AcademyFirst-Law Thermodynamics
Academy
Work During Volume Changes
Level 1 - Physics topic page in First-Law Thermodynamics.
Principle
Pressure-volume work is the energy transferred when a system boundary moves against pressure.
Notation
\(W\)
work done by the system
\(\mathrm{J}\)
\(p\)
gas pressure at the boundary
\(\mathrm{Pa}\)
\(V\)
system volume
\(\mathrm{m^{3}}\)
\(\Delta V\)
change in volume
\(\mathrm{m^{3}}\)
\(A\)
piston area
\(\mathrm{m^{2}}\)
\(x\)
piston displacement
\(\mathrm{m}\)
Method
Derivation 1: Build work from a moving piston
A gas pushing a piston exerts force \(F=pA\). If the piston moves outward a small distance \(dx\), the gas does positive work.
Pressure force
\[F=pA\]
Small displacement work
\[dW=F\,dx=pA\,dx\]
Volume change
\[dV=A\,dx\]
Boundary work
\[dW=p\,dV\]
Derivation 2: Add the work along the process
If pressure changes during the process, the total work is the signed area under the path on a \(p\)-\(V\) graph.
General work
\[W=\int_{V_i}^{V_f}p\,dV\]
Constant pressure
\[W=p(V_f-V_i)=p\Delta V\]
Constant volume
\[\Delta V=0\Rightarrow W=0\]
Rules
These are the compact work relations for volume-changing processes.
Boundary work
\[dW=p\,dV\]
Path work
\[W=\int_{V_i}^{V_f}p\,dV\]
Isobaric work
\[W=p\Delta V\]
Isochoric work
\[W=0\]
Examples
Question
A gas expands at constant pressure
\[2.0\times10^5\,\mathrm{Pa}\]
from \[0.030\,\mathrm{m^3}\]
to \[0.050\,\mathrm{m^3}\]
Find work done by the gas.Answer
\[W=p\Delta V=(2.0\times10^5)(0.020)=4.0\times10^3\,\mathrm{J}\]

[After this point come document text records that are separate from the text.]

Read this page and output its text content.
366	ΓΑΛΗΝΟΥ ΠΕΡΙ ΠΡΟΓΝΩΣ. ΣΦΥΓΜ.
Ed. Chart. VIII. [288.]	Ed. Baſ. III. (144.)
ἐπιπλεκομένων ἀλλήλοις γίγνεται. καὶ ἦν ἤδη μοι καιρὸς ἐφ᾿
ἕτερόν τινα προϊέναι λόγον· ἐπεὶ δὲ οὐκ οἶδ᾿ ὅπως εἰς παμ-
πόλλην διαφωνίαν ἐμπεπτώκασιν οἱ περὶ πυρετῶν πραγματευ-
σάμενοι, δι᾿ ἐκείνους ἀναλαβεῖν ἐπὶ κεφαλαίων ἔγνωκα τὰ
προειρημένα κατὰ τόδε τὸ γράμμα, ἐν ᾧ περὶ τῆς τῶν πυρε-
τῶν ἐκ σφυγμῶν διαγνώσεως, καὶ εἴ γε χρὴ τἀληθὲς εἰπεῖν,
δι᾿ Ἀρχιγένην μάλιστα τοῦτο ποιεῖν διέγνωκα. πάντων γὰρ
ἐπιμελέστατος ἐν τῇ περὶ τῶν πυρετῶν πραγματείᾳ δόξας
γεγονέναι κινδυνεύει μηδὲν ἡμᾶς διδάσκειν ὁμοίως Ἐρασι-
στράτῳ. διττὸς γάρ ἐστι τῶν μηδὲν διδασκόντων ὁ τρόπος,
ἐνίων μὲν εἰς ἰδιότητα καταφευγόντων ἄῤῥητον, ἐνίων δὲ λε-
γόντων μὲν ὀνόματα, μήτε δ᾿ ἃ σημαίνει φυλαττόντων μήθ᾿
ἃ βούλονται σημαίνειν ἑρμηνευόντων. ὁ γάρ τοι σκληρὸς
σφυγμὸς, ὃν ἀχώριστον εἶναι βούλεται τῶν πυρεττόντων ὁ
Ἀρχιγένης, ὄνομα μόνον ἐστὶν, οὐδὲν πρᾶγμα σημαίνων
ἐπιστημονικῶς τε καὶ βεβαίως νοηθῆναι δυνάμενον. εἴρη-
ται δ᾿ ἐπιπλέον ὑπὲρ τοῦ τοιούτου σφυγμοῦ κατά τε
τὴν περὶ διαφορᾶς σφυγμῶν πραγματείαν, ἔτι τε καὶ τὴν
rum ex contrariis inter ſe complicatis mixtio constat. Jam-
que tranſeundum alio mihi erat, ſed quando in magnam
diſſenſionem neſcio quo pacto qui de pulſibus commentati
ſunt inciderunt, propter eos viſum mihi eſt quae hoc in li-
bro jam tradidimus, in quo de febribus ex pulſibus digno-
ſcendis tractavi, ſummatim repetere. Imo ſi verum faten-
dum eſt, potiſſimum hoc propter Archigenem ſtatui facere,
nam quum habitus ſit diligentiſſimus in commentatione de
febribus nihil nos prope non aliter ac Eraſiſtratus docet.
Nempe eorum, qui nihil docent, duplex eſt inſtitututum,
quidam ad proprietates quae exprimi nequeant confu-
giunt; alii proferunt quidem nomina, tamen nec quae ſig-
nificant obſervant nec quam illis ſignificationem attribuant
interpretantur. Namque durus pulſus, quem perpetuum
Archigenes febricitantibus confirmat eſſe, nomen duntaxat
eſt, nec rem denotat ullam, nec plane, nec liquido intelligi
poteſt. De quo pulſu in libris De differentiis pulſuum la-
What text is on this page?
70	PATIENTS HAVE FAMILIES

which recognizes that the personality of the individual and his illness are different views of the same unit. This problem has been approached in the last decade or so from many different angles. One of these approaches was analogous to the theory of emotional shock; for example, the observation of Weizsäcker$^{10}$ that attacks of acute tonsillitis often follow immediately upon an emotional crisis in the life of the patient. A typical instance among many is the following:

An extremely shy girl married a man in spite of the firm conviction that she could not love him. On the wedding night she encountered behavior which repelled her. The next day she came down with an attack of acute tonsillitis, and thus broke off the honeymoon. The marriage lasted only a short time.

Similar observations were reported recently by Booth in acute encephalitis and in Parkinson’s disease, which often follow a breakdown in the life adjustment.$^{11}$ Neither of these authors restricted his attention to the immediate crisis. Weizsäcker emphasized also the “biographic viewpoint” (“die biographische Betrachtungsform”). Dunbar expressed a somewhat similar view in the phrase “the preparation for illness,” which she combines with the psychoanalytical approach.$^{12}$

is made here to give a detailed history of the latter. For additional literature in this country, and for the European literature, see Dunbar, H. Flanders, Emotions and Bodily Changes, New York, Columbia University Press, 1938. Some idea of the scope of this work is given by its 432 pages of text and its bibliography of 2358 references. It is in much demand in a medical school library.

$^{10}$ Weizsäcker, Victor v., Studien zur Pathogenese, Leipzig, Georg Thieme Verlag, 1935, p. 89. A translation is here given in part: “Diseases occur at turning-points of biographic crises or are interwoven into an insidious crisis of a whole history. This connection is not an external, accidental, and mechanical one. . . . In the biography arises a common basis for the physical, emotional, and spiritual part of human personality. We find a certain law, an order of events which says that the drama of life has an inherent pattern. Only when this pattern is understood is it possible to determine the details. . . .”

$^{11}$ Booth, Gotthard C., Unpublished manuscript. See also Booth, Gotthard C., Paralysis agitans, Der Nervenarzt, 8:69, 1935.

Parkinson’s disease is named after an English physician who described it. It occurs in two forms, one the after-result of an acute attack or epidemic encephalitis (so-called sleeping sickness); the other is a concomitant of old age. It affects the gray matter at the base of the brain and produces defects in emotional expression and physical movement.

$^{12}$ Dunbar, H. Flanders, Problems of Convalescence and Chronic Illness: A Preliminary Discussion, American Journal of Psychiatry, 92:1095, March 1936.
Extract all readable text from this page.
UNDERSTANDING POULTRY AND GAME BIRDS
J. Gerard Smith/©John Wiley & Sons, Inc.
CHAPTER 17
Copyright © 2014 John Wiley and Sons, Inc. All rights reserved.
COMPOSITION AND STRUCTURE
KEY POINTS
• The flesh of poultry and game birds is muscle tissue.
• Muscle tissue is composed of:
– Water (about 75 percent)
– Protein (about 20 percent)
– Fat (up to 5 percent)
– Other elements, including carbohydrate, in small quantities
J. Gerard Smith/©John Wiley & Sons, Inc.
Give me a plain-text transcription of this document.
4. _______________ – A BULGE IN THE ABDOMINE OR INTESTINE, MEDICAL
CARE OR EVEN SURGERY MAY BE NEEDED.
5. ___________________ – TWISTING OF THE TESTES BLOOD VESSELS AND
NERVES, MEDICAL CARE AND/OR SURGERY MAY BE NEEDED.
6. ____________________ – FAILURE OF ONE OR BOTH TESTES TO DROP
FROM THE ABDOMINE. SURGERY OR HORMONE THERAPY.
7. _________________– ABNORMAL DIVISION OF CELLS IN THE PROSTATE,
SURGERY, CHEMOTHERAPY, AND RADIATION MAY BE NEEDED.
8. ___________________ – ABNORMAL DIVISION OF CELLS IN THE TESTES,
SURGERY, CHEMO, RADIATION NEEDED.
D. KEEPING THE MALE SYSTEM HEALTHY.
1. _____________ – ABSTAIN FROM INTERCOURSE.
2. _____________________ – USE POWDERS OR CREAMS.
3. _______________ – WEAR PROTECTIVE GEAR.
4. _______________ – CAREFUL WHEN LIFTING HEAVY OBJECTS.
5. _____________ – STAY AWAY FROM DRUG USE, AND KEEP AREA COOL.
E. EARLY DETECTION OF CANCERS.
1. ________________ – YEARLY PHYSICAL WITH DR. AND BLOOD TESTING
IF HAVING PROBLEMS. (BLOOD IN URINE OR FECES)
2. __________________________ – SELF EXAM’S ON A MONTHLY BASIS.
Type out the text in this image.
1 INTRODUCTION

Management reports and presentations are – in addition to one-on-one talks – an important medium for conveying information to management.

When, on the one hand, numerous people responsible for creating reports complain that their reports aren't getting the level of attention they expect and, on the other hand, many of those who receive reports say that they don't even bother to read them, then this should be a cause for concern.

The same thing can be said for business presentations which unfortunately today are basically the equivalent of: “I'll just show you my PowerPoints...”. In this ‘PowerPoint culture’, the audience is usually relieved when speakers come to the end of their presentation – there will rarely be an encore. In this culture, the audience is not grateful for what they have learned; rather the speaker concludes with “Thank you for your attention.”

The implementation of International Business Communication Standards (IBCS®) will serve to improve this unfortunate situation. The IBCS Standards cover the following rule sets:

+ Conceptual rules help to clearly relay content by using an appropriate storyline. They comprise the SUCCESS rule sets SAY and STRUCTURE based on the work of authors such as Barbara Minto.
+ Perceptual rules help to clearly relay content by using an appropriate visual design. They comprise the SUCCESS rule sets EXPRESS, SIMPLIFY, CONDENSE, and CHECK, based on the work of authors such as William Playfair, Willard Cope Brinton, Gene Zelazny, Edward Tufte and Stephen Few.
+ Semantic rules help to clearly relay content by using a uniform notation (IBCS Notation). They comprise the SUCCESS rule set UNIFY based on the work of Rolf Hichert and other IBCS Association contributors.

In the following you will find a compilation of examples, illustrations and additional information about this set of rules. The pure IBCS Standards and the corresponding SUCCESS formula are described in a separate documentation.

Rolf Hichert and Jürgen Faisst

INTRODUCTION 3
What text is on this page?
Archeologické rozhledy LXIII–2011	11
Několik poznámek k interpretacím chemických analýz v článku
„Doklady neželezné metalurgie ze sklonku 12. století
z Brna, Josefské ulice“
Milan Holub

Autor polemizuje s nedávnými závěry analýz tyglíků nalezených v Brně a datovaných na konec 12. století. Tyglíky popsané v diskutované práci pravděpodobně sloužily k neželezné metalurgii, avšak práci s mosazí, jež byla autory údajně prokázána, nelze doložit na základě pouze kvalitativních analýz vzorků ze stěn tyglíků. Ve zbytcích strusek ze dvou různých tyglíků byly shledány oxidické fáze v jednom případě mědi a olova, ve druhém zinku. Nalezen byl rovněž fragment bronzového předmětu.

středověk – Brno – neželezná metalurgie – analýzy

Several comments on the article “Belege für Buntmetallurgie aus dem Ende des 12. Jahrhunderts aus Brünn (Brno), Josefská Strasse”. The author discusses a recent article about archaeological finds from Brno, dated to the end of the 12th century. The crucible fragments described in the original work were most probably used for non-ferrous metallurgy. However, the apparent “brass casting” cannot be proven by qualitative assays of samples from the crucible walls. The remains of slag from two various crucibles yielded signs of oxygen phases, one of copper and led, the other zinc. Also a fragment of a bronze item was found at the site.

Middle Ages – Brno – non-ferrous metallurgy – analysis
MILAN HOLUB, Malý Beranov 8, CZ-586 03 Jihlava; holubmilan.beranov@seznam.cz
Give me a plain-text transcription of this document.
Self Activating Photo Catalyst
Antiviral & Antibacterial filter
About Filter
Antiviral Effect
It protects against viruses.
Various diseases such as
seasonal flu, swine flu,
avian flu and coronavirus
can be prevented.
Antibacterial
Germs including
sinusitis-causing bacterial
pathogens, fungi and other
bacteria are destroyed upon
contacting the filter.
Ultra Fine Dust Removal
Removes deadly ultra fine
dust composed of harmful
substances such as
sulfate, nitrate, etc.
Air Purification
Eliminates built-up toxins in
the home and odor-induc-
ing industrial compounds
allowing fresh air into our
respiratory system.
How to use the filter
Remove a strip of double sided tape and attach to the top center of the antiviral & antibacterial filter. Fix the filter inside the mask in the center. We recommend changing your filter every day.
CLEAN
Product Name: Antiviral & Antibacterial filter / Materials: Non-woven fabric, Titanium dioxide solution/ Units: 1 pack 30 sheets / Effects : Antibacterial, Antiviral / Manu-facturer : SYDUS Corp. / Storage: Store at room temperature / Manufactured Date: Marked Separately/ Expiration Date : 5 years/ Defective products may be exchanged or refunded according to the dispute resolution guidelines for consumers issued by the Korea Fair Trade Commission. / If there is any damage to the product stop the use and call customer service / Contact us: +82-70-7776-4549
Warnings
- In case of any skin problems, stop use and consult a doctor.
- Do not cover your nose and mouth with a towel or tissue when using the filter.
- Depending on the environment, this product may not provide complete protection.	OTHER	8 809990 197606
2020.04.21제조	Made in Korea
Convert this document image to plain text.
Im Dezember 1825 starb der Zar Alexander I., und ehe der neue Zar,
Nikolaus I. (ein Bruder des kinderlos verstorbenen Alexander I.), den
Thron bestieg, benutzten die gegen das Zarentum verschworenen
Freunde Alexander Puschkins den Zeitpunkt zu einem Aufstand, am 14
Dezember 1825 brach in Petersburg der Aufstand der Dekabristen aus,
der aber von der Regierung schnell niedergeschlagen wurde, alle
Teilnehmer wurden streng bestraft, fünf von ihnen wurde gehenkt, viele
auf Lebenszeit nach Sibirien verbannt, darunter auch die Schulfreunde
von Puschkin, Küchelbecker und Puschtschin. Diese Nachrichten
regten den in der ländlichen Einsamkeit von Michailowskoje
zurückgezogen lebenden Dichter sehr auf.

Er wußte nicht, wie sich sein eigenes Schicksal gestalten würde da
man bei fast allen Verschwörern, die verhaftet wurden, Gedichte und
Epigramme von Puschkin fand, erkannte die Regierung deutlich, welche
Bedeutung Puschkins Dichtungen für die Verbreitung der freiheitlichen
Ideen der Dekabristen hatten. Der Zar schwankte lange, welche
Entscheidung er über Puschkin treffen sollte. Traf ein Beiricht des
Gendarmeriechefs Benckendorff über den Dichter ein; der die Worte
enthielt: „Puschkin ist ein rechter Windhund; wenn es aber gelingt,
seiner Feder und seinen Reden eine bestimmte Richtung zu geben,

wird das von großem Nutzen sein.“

The sign is positive because the gas expands.Checks
- Expansion gives \(W>0\) with the section sign convention.
- Compression gives \(W\<0\).
- Work is the area under the actual path, not just the endpoint difference.
- Constant-volume processes do no pressure-volume work.